If your 2d array always has the same number of elements for each sub-array you can replace matrix.map(&:size).max with matrix[0]&.size || 0 to speed up determining the matrix width. The current solution uses the maximum size of the sub-arrays. Sub-arrays having a smaller size will use 0 for the missing elements thus not effecting the sum.

My solution might be a bit variable heavy. I've done this to have descriptive variable names, that hopefully tell you most you need to know about the solution. You can shorten variable names, or remove them completely when you feel like you don't need them.

If something isn't clear just ask away in the comments.

Answer 2

Without using the Matrix class, here's how I've done it for any arbitrary rectangular array:

offsets = [[-1, -1], [-1, 0], [-1, 1], [0, 0], [1, -1],  [1, 0],  [1, 1]]
sums = 1.upto(arr.length - 2).flat_map do |i|
  1.upto(arr[0].length - 2).map do |j|
    offsets.map {|(x, y)| arr[i+x][j+y] }.sum
  end
end

puts sums.max

The values we're interested in are just offsets from a current position.
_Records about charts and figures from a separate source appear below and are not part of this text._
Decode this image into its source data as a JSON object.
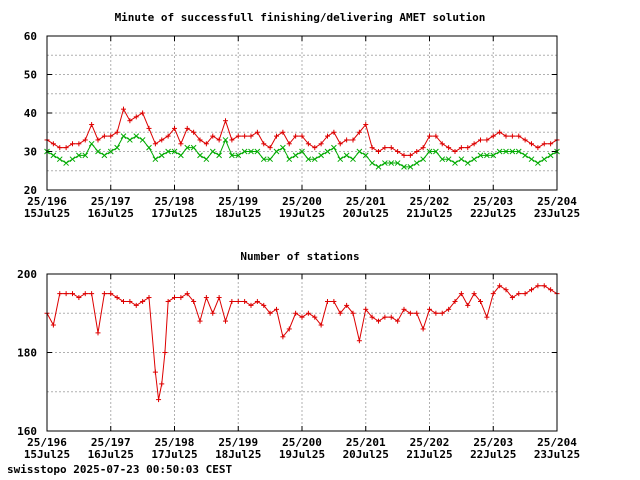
{
  "footer": "swisstopo 2025-07-23 00:50:03 CEST",
  "colors": {
    "red": "#dd0000",
    "green": "#00aa00",
    "grid": "#b0b0b0",
    "axis": "#000000"
  },
  "chart_data": [
    {
      "type": "line",
      "title": "Minute of successfull finishing/delivering AMET solution",
      "xlabel": "",
      "ylabel": "",
      "ylim": [
        20,
        60
      ],
      "yticks": [
        20,
        30,
        40,
        50,
        60
      ],
      "xlim": [
        196,
        204
      ],
      "xticks": [
        {
          "top": "25/196",
          "bottom": "15Jul25"
        },
        {
          "top": "25/197",
          "bottom": "16Jul25"
        },
        {
          "top": "25/198",
          "bottom": "17Jul25"
        },
        {
          "top": "25/199",
          "bottom": "18Jul25"
        },
        {
          "top": "25/200",
          "bottom": "19Jul25"
        },
        {
          "top": "25/201",
          "bottom": "20Jul25"
        },
        {
          "top": "25/202",
          "bottom": "21Jul25"
        },
        {
          "top": "25/203",
          "bottom": "22Jul25"
        },
        {
          "top": "25/204",
          "bottom": "23Jul25"
        }
      ],
      "grid": true,
      "series": [
        {
          "color": "#dd0000",
          "marker": "+",
          "x": [
            196.0,
            196.1,
            196.2,
            196.3,
            196.4,
            196.5,
            196.6,
            196.7,
            196.8,
            196.9,
            197.0,
            197.1,
            197.2,
            197.3,
            197.4,
            197.5,
            197.6,
            197.7,
            197.8,
            197.9,
            198.0,
            198.1,
            198.2,
            198.3,
            198.4,
            198.5,
            198.6,
            198.7,
            198.8,
            198.9,
            199.0,
            199.1,
            199.2,
            199.3,
            199.4,
            199.5,
            199.6,
            199.7,
            199.8,
            199.9,
            200.0,
            200.1,
            200.2,
            200.3,
            200.4,
            200.5,
            200.6,
            200.7,
            200.8,
            200.9,
            201.0,
            201.1,
            201.2,
            201.3,
            201.4,
            201.5,
            201.6,
            201.7,
            201.8,
            201.9,
            202.0,
            202.1,
            202.2,
            202.3,
            202.4,
            202.5,
            202.6,
            202.7,
            202.8,
            202.9,
            203.0,
            203.1,
            203.2,
            203.3,
            203.4,
            203.5,
            203.6,
            203.7,
            203.8,
            203.9,
            204.0
          ],
          "values": [
            33,
            32,
            31,
            31,
            32,
            32,
            33,
            37,
            33,
            34,
            34,
            35,
            41,
            38,
            39,
            40,
            36,
            32,
            33,
            34,
            36,
            32,
            36,
            35,
            33,
            32,
            34,
            33,
            38,
            33,
            34,
            34,
            34,
            35,
            32,
            31,
            34,
            35,
            32,
            34,
            34,
            32,
            31,
            32,
            34,
            35,
            32,
            33,
            33,
            35,
            37,
            31,
            30,
            31,
            31,
            30,
            29,
            29,
            30,
            31,
            34,
            34,
            32,
            31,
            30,
            31,
            31,
            32,
            33,
            33,
            34,
            35,
            34,
            34,
            34,
            33,
            32,
            31,
            32,
            32,
            33
          ]
        },
        {
          "color": "#00aa00",
          "marker": "x",
          "x": [
            196.0,
            196.1,
            196.2,
            196.3,
            196.4,
            196.5,
            196.6,
            196.7,
            196.8,
            196.9,
            197.0,
            197.1,
            197.2,
            197.3,
            197.4,
            197.5,
            197.6,
            197.7,
            197.8,
            197.9,
            198.0,
            198.1,
            198.2,
            198.3,
            198.4,
            198.5,
            198.6,
            198.7,
            198.8,
            198.9,
            199.0,
            199.1,
            199.2,
            199.3,
            199.4,
            199.5,
            199.6,
            199.7,
            199.8,
            199.9,
            200.0,
            200.1,
            200.2,
            200.3,
            200.4,
            200.5,
            200.6,
            200.7,
            200.8,
            200.9,
            201.0,
            201.1,
            201.2,
            201.3,
            201.4,
            201.5,
            201.6,
            201.7,
            201.8,
            201.9,
            202.0,
            202.1,
            202.2,
            202.3,
            202.4,
            202.5,
            202.6,
            202.7,
            202.8,
            202.9,
            203.0,
            203.1,
            203.2,
            203.3,
            203.4,
            203.5,
            203.6,
            203.7,
            203.8,
            203.9,
            204.0
          ],
          "values": [
            30,
            29,
            28,
            27,
            28,
            29,
            29,
            32,
            30,
            29,
            30,
            31,
            34,
            33,
            34,
            33,
            31,
            28,
            29,
            30,
            30,
            29,
            31,
            31,
            29,
            28,
            30,
            29,
            33,
            29,
            29,
            30,
            30,
            30,
            28,
            28,
            30,
            31,
            28,
            29,
            30,
            28,
            28,
            29,
            30,
            31,
            28,
            29,
            28,
            30,
            29,
            27,
            26,
            27,
            27,
            27,
            26,
            26,
            27,
            28,
            30,
            30,
            28,
            28,
            27,
            28,
            27,
            28,
            29,
            29,
            29,
            30,
            30,
            30,
            30,
            29,
            28,
            27,
            28,
            29,
            30
          ]
        }
      ]
    },
    {
      "type": "line",
      "title": "Number of stations",
      "xlabel": "",
      "ylabel": "",
      "ylim": [
        160,
        200
      ],
      "yticks": [
        160,
        180,
        200
      ],
      "xlim": [
        196,
        204
      ],
      "xticks": [
        {
          "top": "25/196",
          "bottom": "15Jul25"
        },
        {
          "top": "25/197",
          "bottom": "16Jul25"
        },
        {
          "top": "25/198",
          "bottom": "17Jul25"
        },
        {
          "top": "25/199",
          "bottom": "18Jul25"
        },
        {
          "top": "25/200",
          "bottom": "19Jul25"
        },
        {
          "top": "25/201",
          "bottom": "20Jul25"
        },
        {
          "top": "25/202",
          "bottom": "21Jul25"
        },
        {
          "top": "25/203",
          "bottom": "22Jul25"
        },
        {
          "top": "25/204",
          "bottom": "23Jul25"
        }
      ],
      "grid": true,
      "series": [
        {
          "color": "#dd0000",
          "marker": "+",
          "x": [
            196.0,
            196.1,
            196.2,
            196.3,
            196.4,
            196.5,
            196.6,
            196.7,
            196.8,
            196.9,
            197.0,
            197.1,
            197.2,
            197.3,
            197.4,
            197.5,
            197.6,
            197.7,
            197.75,
            197.8,
            197.85,
            197.9,
            198.0,
            198.1,
            198.2,
            198.3,
            198.4,
            198.5,
            198.6,
            198.7,
            198.8,
            198.9,
            199.0,
            199.1,
            199.2,
            199.3,
            199.4,
            199.5,
            199.6,
            199.7,
            199.8,
            199.9,
            200.0,
            200.1,
            200.2,
            200.3,
            200.4,
            200.5,
            200.6,
            200.7,
            200.8,
            200.9,
            201.0,
            201.1,
            201.2,
            201.3,
            201.4,
            201.5,
            201.6,
            201.7,
            201.8,
            201.9,
            202.0,
            202.1,
            202.2,
            202.3,
            202.4,
            202.5,
            202.6,
            202.7,
            202.8,
            202.9,
            203.0,
            203.1,
            203.2,
            203.3,
            203.4,
            203.5,
            203.6,
            203.7,
            203.8,
            203.9,
            204.0
          ],
          "values": [
            190,
            187,
            195,
            195,
            195,
            194,
            195,
            195,
            185,
            195,
            195,
            194,
            193,
            193,
            192,
            193,
            194,
            175,
            168,
            172,
            180,
            193,
            194,
            194,
            195,
            193,
            188,
            194,
            190,
            194,
            188,
            193,
            193,
            193,
            192,
            193,
            192,
            190,
            191,
            184,
            186,
            190,
            189,
            190,
            189,
            187,
            193,
            193,
            190,
            192,
            190,
            183,
            191,
            189,
            188,
            189,
            189,
            188,
            191,
            190,
            190,
            186,
            191,
            190,
            190,
            191,
            193,
            195,
            192,
            195,
            193,
            189,
            195,
            197,
            196,
            194,
            195,
            195,
            196,
            197,
            197,
            196,
            195
          ]
        }
      ]
    }
  ]
}
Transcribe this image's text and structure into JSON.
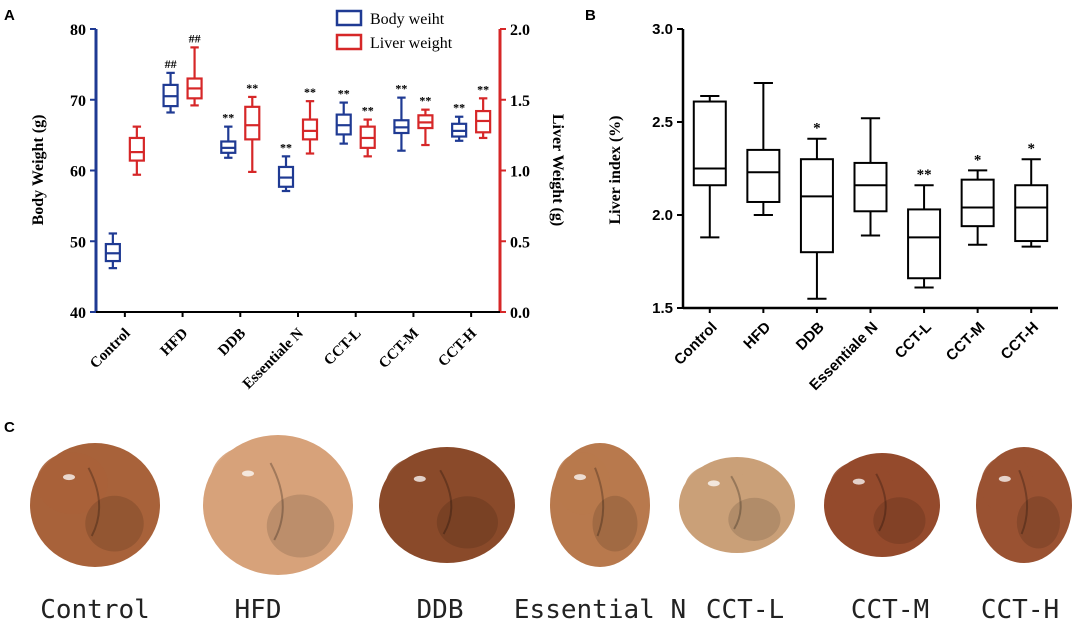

We can map out the values in the array relative to the current position by some row and column offset, sum them, then select the max of the sums.

Answer 3

One option is to use Matrix methods.

require 'matrix'

ma = Matrix[*arr]
  #=> Matrix[[-9, -9, -9,  1, 1, 1],
  #          [ 0, -9,  0,  4, 3, 2],
  #          [-9, -9, -9,  1, 2, 3],
  #          [ 0,  0,  8,  6, 6, 0],
  #          [ 0,  0,  0, -2, 0, 0],
  #          [ 0,  0,  1,  2, 4, 0]] 

mi = Matrix.build(6-3+1) { |i,j| [i,j] }
  #=> Matrix[[[0, 0], [0, 1], [0, 2], [0, 3]],
  #          [[1, 0], [1, 1], [1, 2], [1, 3]],
  #          [[2, 0], [2, 1], [2, 2], [2, 3]],
  #          [[3, 0], [3, 1], [3, 2], [3, 3]]]

def hourglass_val(r,c,ma)
  mm = ma.minor(r,3,c,3)
  mm.sum - mm[1,0] - mm[1,2]
end

max_hg = mi.max_by { |r,c| hourglass_val(r,c,ma) }
  #=> [1,2] 
hourglass_val(*max_hg,ma)
  #=> 28

[1,2] are the row and column indices of the top-left corner of an optimal hourglass in arr.